What is the best story? The story that is waiting to be told.Walter Cronkite
- All concepts are relevant to every patient.
- All concepts are both independent by themselves and dependent on all other concepts as they interact in function, dysfunction, parafunction and rest.
- All concepts in occlusion have a “pure” definition and should never be considered a concept of occlusion (i.e. a philosophy).
- Pure concepts in occlusion are ethical teaching tools that provide value to the knowledge of occlusion.
“Pure” is synonymous with clean and free from contamination. Pure definitions are difficult to find and over the years are changed and diluted for interpretation of a particular point of view. Pure definitions in the original context are rare and change with time. When definitions are adapted to fit a “concept,” the original idea has the potential to become distorted.
A “concept” is a thought of a generic idea that has been derived from a single meaning of a term. This common characteristic is that which is similar to all of the different individuals. Arthur Schopenhauer in his text “On the Will in Nature” when relating concepts of physiology and pathology gave way to the notion that, “every concept originates through our equating what is unequal.”
The stomatognathic system can be compared to a giant puzzle with numerous solution strategies. No two humans have identical ‘occlusal’ puzzle pieces or functional performance. You might say that people’s occlusions are as unique an identifier as their fingerprints. Dr. Major Ash, teacher and author, said in a lecture at the 2000 American Equilibration Society in Chicago that, “Science is a battle where ideas compete for acceptance.” He later asked, “Is there an occlusal scheme with a biological advantage?” and then wondered, “What is the truth?”
Every concept in occlusion has the same theme. Take a definition in its pure form: Contract and expand the common characteristics of equality within the unequal dynamics of human anatomy and function. Ask yourself, “Is the concept ethical?” and “What value does the concept provide in making occlusion logical to me and my patient?” Understand the concept by itself in its pure form before integrating the idea with other concepts in occlusion. Isolating each idea in its pure definition provides a road map to understanding and simplifying the twisted philosophies that we learn as concepts OF occlusion. Every dentist resorts to the potentially dangerous practice of relying on trial and error techniques to navigate the maze that occlusion really is.

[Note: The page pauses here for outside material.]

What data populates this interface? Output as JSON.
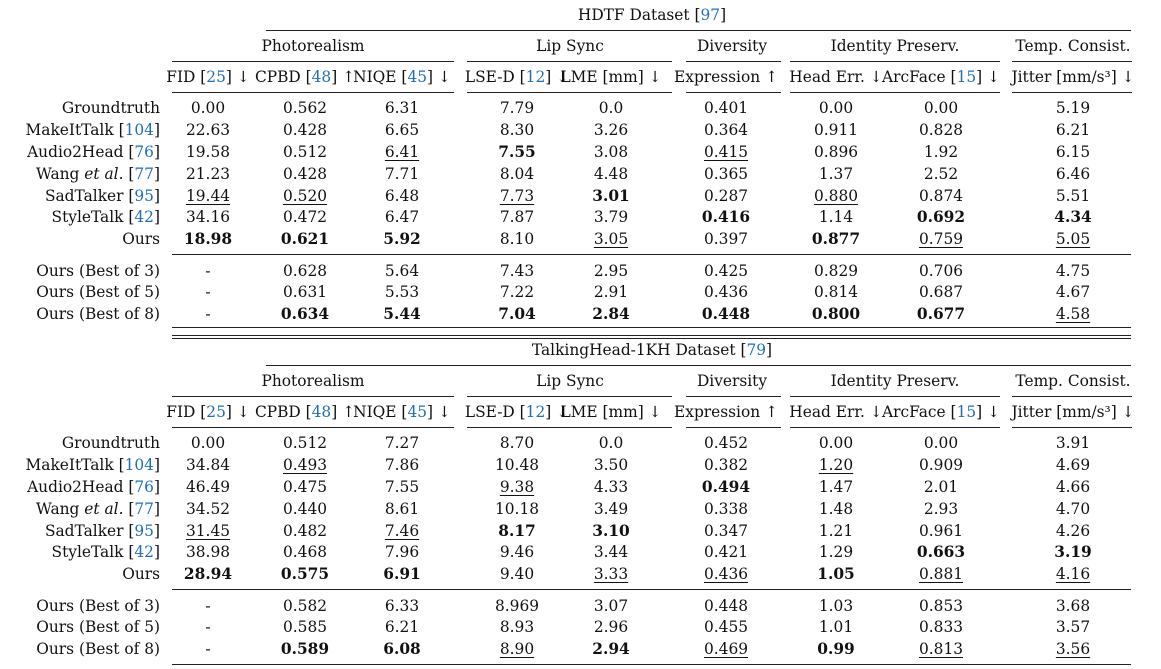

Occlusion Confusion, an article by Dr. Gordon Christiansen (Dentaltown, April 2006 ), describes the dilemma encountered by every dental school, every student, and every dentist. Early in his career, Dr. Christiansen realized that he too had been poorly educated in occlusion during his training. Out of necessity and through trial and error, he came to incorporate occlusal concepts into his practice. The turning point came when the income generated by occlusal therapy became comparable to the one generated by restorative procedures.
Up until now, most dentists have waited until occlusions wear out or degenerate before searching for methods of treatment. That is generally the time when they enroll in continuing education courses or start attending workshops and study clubs where they benefit from discussing treatment planning cases with other doctors and specialists. Such brainstorming opportunities quickly expose participants to the diversity of clinical philosophies. Digital Occlusion will allow dentists to successfully incorporate occlusal therapy into their practice by educating their assistants and their hygienists in the art and science of occlusion. Digital dentistry makes development, anatomy, and function transparent thus preventing occlusions from degenerating in the first place.
What Concepts Teach
The basic vocabulary of dentistry has many interpretations. Dentists will continue to bend concepts to fit their personal philosophy of how to practice dentistry.
Each dentist is unique and special and each concept should be adapted to fulfill your need. Each concept has an academic history and each concept has a clinical application. It is important to recognize the difference between the two, because trouble follows those who become fixated on a single concept. Radical interpretation to satisfy a selfish agenda of a single concept limits your effectiveness as a dentist. Read the concepts for their academic historical value as a way to refresh the original meaning of the language of dentistry. Only after you can value the meaning of the concepts history over time can you develop your own interpretation and integrate it into your personal journey in occlusion.
The goals of Digital Occlusion are stated on the home page and are intended to enhance the understanding of every concept of occlusion. The purpose of this section is to outline many different concepts in an effort to bring harmony and closure to occlusion confusion. Digital dentistry embraces all concepts and brings them closer together. A better understanding of what you think you know about occlusion should never end in your career. Enjoy the future.